As we get started today with the topic of Healthy Thinking, I want to explain the specific perspective I’m going to be writing from before I jump in. There are many schools of thought in the psychology world and many different ways to approach the same issues. While I may dip into more than one modality throughout this series, for the most part I am going to focus on one: Cognitive-Behavioral Therapy, or CBT.

Many theories address the way a person thinks, albeit through varying lenses. However, the premise behind CBT specifically deals with the fact that our thoughts have a direct impact on the way we feel and the way we act. Thoughts, in and of themselves, are not a peripheral issue in CBT, but rather one of the driving forces behind the theory (hence the cognitive part of the name).

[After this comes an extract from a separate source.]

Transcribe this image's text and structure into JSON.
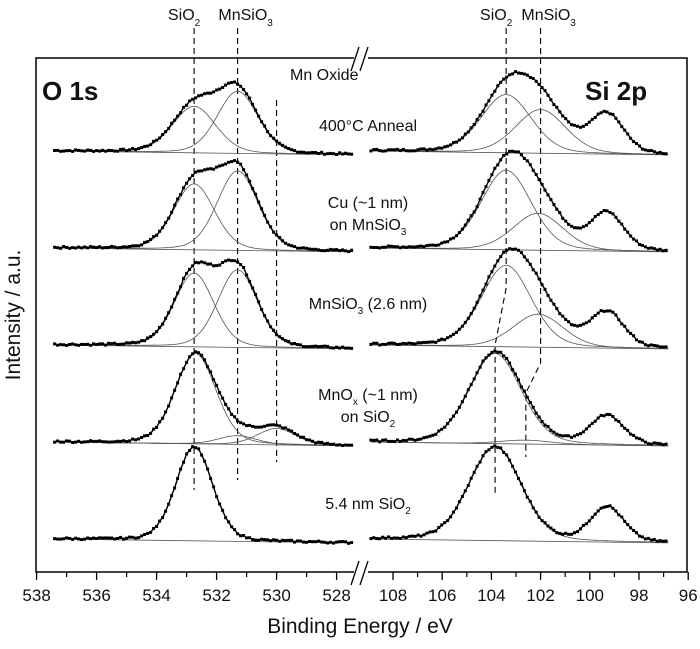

Research has shown that CBT is effective in treating a variety of disorders such as depression, anxiety, panic disorder and obsessive-compulsive disorder. I’ll address, later in the series, how our thoughts interact with such disorders as the ones mentioned above.

Photo by Fenichel: Aaron Beck, Albert Ellis

A brief history lesson on CBT: Back in the 1950’s and 1960’s, psychologists such as Albert Ellis and Aaron Beck, emerged with a theoretical orientation that greatly differed from the traditional methods originally developed by Freud. Rather, they favored the perspectives of certain philosophers who believed that the root causes of emotional disturbances exist in the way we view life and in our thoughts. Instead of using psychoanalysis (a la Freud) to treat people they used a more directive approach specifically looking at the thought – feeling – behavior connection. Through the years CBT has been adapted and developed into the approach therapists now use today (some of which will be explained throughout this series… although in less technical language and more applicable to our lives). :)

The National Association of Cognitive-Behavioral Therapists is a great resource to learn more about CBT for anyone who might be interested.

So… Why is all of this important? (Aside from being so interesting, right)? Well, as I am going repeat throughout the series our thoughts impact everything we do. Therefore, my thinking regarding this series impacts both how I write it and how you read it. Now that you know a little bit about the lens through which I will be filtering a lot of what I write, you’ll have a better understanding of everything from here on out as well.

Looking forward to digging in deeper tomorrow! See you then!